Recently, in Third Eye Capital Corp. v. Dianor Resources Inc., 2016 ONSC 6086, the Ontario Superior Court of Justice rendered a decision that illustrates the importance of carefully drafting and arranging royalty agreements if the intended result is to have the royalty interest “run with” the land — i.e., to be enforceable against third parties, such as new owners, instead of just a contractual right enforceable against the grantor personally.

The court followed the test enunciated in Bank of Montreal v. Dynex Petroleum Ltd., [2002] 1 SCR 146, 2002 SCC 7, in which the Supreme Court of Canada had held that a royalty interest can create an “interest in land”, provided (i) it is clear from the agreement that the parties intended to grant such an interest instead of just a contractual right to a portion of the oil and gas substances recovered from the land, and (ii) that the interest, out of which the royalty is carved, is itself an interest in land.

In Third Eye Capital, the court found that the royalty interests at issue did not run with the land or grant the holder of the royalties an interest in land, namely because the only right that the royalty holder had obtained was to share in the revenues produced from extracted minerals.

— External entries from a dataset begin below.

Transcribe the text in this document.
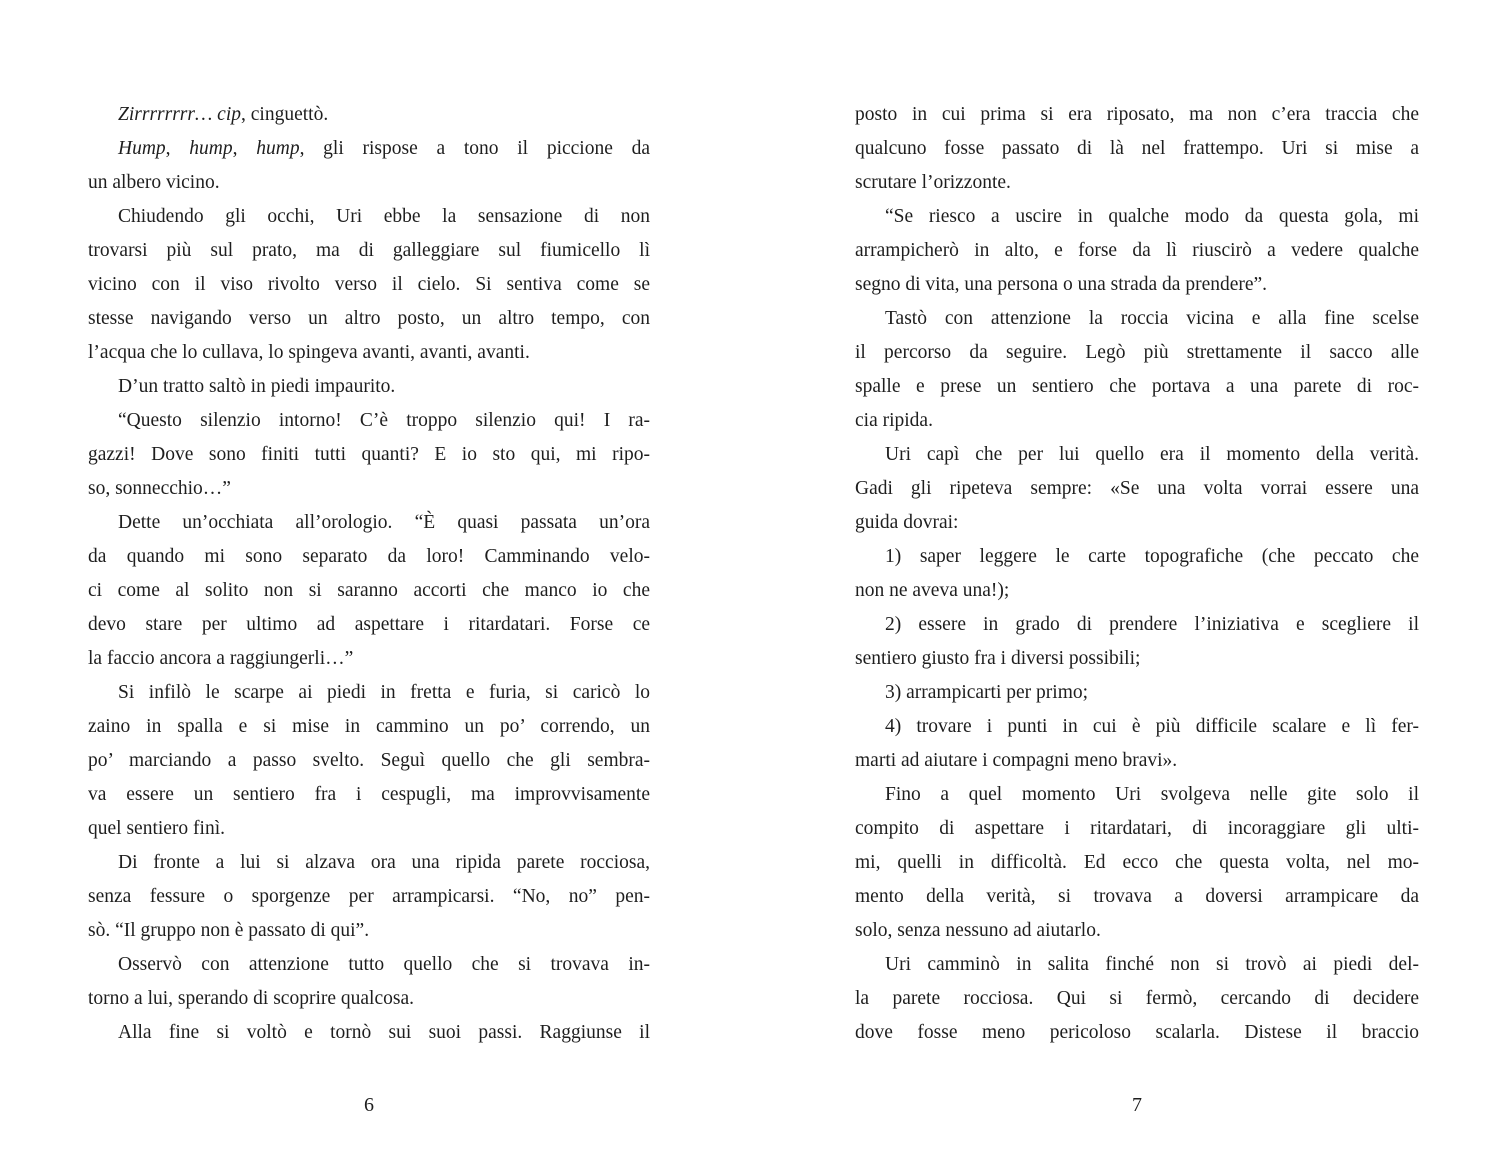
Zirrrrrrrr… cip, cinguettò.
Hump, hump, hump, gli rispose a tono il piccione da
un albero vicino.
Chiudendo gli occhi, Uri ebbe la sensazione di non
trovarsi più sul prato, ma di galleggiare sul fiumicello lì
vicino con il viso rivolto verso il cielo. Si sentiva come se
stesse navigando verso un altro posto, un altro tempo, con
l’acqua che lo cullava, lo spingeva avanti, avanti, avanti.
D’un tratto saltò in piedi impaurito.
“Questo silenzio intorno! C’è troppo silenzio qui! I ra-
gazzi! Dove sono finiti tutti quanti? E io sto qui, mi ripo-
so, sonnecchio…”
Dette un’occhiata all’orologio. “È quasi passata un’ora
da quando mi sono separato da loro! Camminando velo-
ci come al solito non si saranno accorti che manco io che
devo stare per ultimo ad aspettare i ritardatari. Forse ce
la faccio ancora a raggiungerli…”
Si infilò le scarpe ai piedi in fretta e furia, si caricò lo
zaino in spalla e si mise in cammino un po’ correndo, un
po’ marciando a passo svelto. Seguì quello che gli sembra-
va essere un sentiero fra i cespugli, ma improvvisamente
quel sentiero finì.
Di fronte a lui si alzava ora una ripida parete rocciosa,
senza fessure o sporgenze per arrampicarsi. “No, no” pen-
sò. “Il gruppo non è passato di qui”.
Osservò con attenzione tutto quello che si trovava in-
torno a lui, sperando di scoprire qualcosa.
Alla fine si voltò e tornò sui suoi passi. Raggiunse il
posto in cui prima si era riposato, ma non c’era traccia che
qualcuno fosse passato di là nel frattempo. Uri si mise a
scrutare l’orizzonte.
“Se riesco a uscire in qualche modo da questa gola, mi
arrampicherò in alto, e forse da lì riuscirò a vedere qualche
segno di vita, una persona o una strada da prendere”.
Tastò con attenzione la roccia vicina e alla fine scelse
il percorso da seguire. Legò più strettamente il sacco alle
spalle e prese un sentiero che portava a una parete di roc-
cia ripida.
Uri capì che per lui quello era il momento della verità.
Gadi gli ripeteva sempre: «Se una volta vorrai essere una
guida dovrai:
1) saper leggere le carte topografiche (che peccato che
non ne aveva una!);
2) essere in grado di prendere l’iniziativa e scegliere il
sentiero giusto fra i diversi possibili;
3) arrampicarti per primo;
4) trovare i punti in cui è più difficile scalare e lì fer-
marti ad aiutare i compagni meno bravi».
Fino a quel momento Uri svolgeva nelle gite solo il
compito di aspettare i ritardatari, di incoraggiare gli ulti-
mi, quelli in difficoltà. Ed ecco che questa volta, nel mo-
mento della verità, si trovava a doversi arrampicare da
solo, senza nessuno ad aiutarlo.
Uri camminò in salita finché non si trovò ai piedi del-
la parete rocciosa. Qui si fermò, cercando di decidere
dove fosse meno pericoloso scalarla. Distese il braccio
6	7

Such an arrangement was found to be insufficient to create an actual interest in the land. Notably, the Ontario Court noted that the royalty holder had no right to enter the property to explore and extract diamonds or other minerals.

A few years ago, the Quebec Court of Appeal had reached a somewhat similar conclusion in Anglo Pacific Group PLC v. Ernst & Young Inc., 2013 QCCA 1323. In brief, one of the issues was whether the royalty agreements at issue created a “real right”, which can be asserted directly over the mining property, or a “personal right” enforceable only against the grantor. The Court of Appeal found that the grantors in this case had kept for themselves all the attributes related to ownership and had merely granted a right to share in the profits derived from the sale of extracted mineral substances, despite express wording that the parties wished to create a direct real property interest in the products and the properties in favour of the royalty holder. The Court of Appeal noted, as an example, that in the event of the grantors’ failure to extract the ore or sell it, the royalty agreements gave the royalty holder no right to extract or sell the ore itself.

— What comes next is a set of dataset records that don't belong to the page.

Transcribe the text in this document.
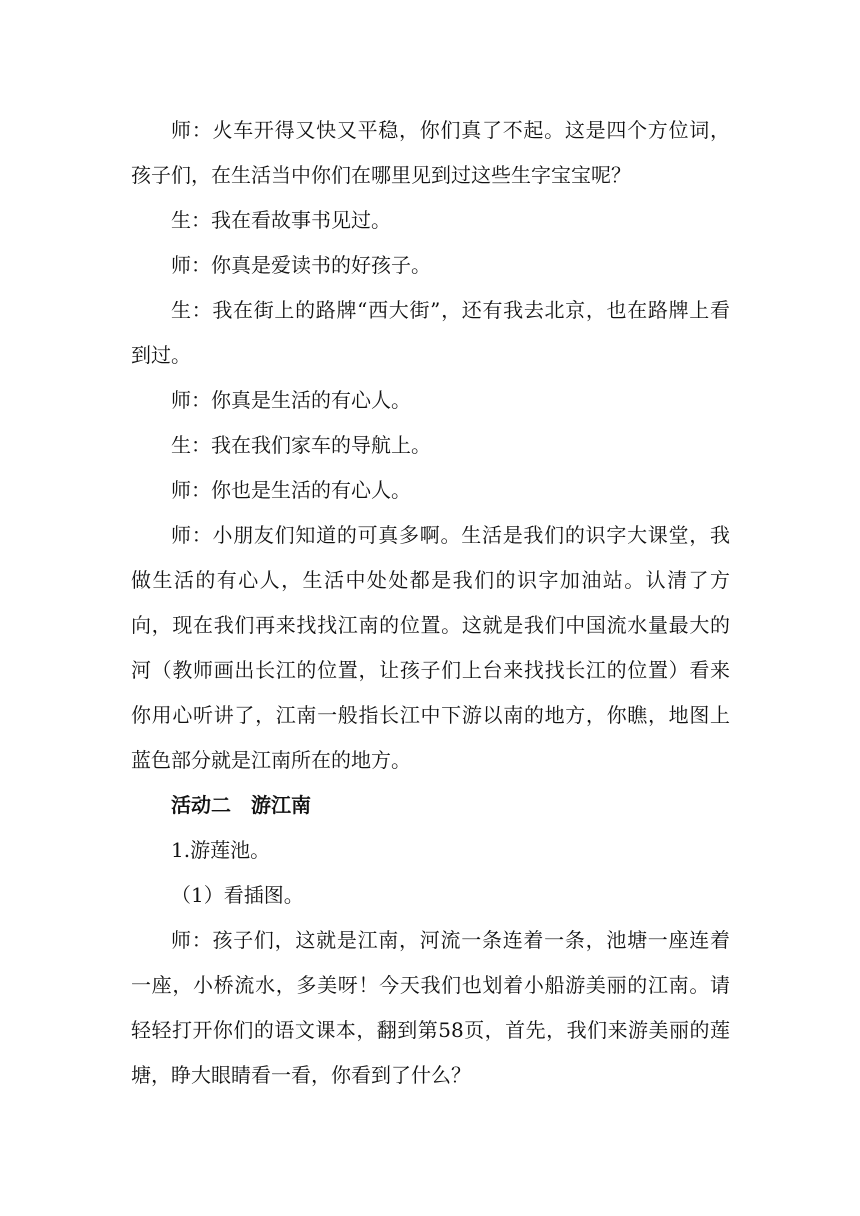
师：火车开得又快又平稳，你们真了不起。这是四个方位词，孩子们，在生活当中你们在哪里见到过这些生字宝宝呢？

生：我在看故事书见过。

师：你真是爱读书的好孩子。

生：我在街上的路牌“西大街”，还有我去北京，也在路牌上看到过。

师：你真是生活的有心人。

生：我在我们家车的导航上。

师：你也是生活的有心人。

师：小朋友们知道的可真多啊。生活是我们的识字大课堂，我做生活的有心人，生活中处处都是我们的识字加油站。认清了方向，现在我们再来找找江南的位置。这就是我们中国流水量最大的河（教师画出长江的位置，让孩子们上台来找找长江的位置）看来你用心听讲了，江南一般指长江中下游以南的地方，你瞧，地图上蓝色部分就是江南所在的地方。

活动二　游江南

1.游莲池。

（1）看插图。

师：孩子们，这就是江南，河流一条连着一条，池塘一座连着一座，小桥流水，多美呀！今天我们也划着小船游美丽的江南。请轻轻打开你们的语文课本，翻到第58页，首先，我们来游美丽的莲塘，睁大眼睛看一看，你看到了什么？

This approach is somewhat comparable to that of other common law provinces, as we can see, taking into account the particularities of Quebec’s civil law regime on the notions of property and ownership. According to the Court of Appeal, for a royalty agreement to create a real right in mining claims, mining leases and/or mineral substances to be extracted, the granting of some “power that can be exercised directly on property” is required, and this must be done by dividing up the attributes of ownership and assigning one or more of same to the royalty holder. Under Quebec’s civil law, the said attributes are essentially known as usus (the right to use and enjoy the property), fructus (the right to benefit from the fruits and revenues of the property), abusus (the right to dispose freely and completely of the property, physically and legally) and the right of accession (the ability to acquire what the property produces and what becomes unified with it, naturally or artificially).

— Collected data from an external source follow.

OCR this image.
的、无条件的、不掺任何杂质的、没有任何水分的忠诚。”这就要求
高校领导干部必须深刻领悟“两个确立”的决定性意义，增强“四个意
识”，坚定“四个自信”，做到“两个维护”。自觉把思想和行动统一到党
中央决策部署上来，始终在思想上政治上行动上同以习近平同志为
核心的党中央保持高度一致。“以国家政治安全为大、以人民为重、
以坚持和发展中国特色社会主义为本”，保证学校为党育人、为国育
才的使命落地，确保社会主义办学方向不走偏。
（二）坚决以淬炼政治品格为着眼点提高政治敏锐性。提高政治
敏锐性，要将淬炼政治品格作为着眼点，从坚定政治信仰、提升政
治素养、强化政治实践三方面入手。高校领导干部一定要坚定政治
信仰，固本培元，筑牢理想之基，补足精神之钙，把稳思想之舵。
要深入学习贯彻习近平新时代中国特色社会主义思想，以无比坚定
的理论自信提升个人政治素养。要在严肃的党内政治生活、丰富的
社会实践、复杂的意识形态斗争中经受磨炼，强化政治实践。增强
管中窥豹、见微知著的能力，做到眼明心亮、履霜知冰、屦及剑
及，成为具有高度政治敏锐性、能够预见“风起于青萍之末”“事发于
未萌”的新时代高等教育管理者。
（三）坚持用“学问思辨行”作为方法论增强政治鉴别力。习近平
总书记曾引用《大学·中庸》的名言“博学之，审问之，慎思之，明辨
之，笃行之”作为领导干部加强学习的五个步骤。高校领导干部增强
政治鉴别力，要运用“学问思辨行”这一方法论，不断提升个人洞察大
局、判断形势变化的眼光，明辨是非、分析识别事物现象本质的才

In the end, the practical difficulties are similar across jurisdictions because royalty agreements are seldom designed to grant the royalty holder with rights that can be asserted directly against the mining property. Yet, without this, royalty holders find themselves at risk of losing the ability to effectively enforce their rights in certain situations, such as if the underlying mining right is conveyed to a third party or if the grantor becomes insolvent. Third Eye Capital and Anglo Pacific are therefore important reminders for the mining industry: parties must be very careful in structuring their mining royalty arrangement because the issue is not what the intent is, but whether such intent is effectively carried out in the agreement.

There are, of course, various ways to mitigate risks. While a full explanation is beyond the scope of this brief article, examples include contractually requiring that transfer of the grantor’s mining property be subject to the royalty holder’s prior consent and conditional upon the purchaser assuming all royalty obligations; requiring publication of the royalty rights in the appropriate public registers; requiring a hypothec (i.e., a lien charging the property) from the grantor to secure its obligations under the royalty agreement; and so forth. Parties could also attempt to create a sui generis real right that gives the royalty holder certain powers exercisable directly upon the property, such as a right to enter the property and extract the mineral and sale same under certain conditions. Perhaps, and subject to any lenders’ rights, a minimal fraction of the real right in the mining property itself could be assigned to the royalty holder. For certain, it will be interesting to see how the industry practice will evolve and how net smelter royalties and other royalty agreements will be drafted outside the proverbial box to better protect royalty holders’ rights.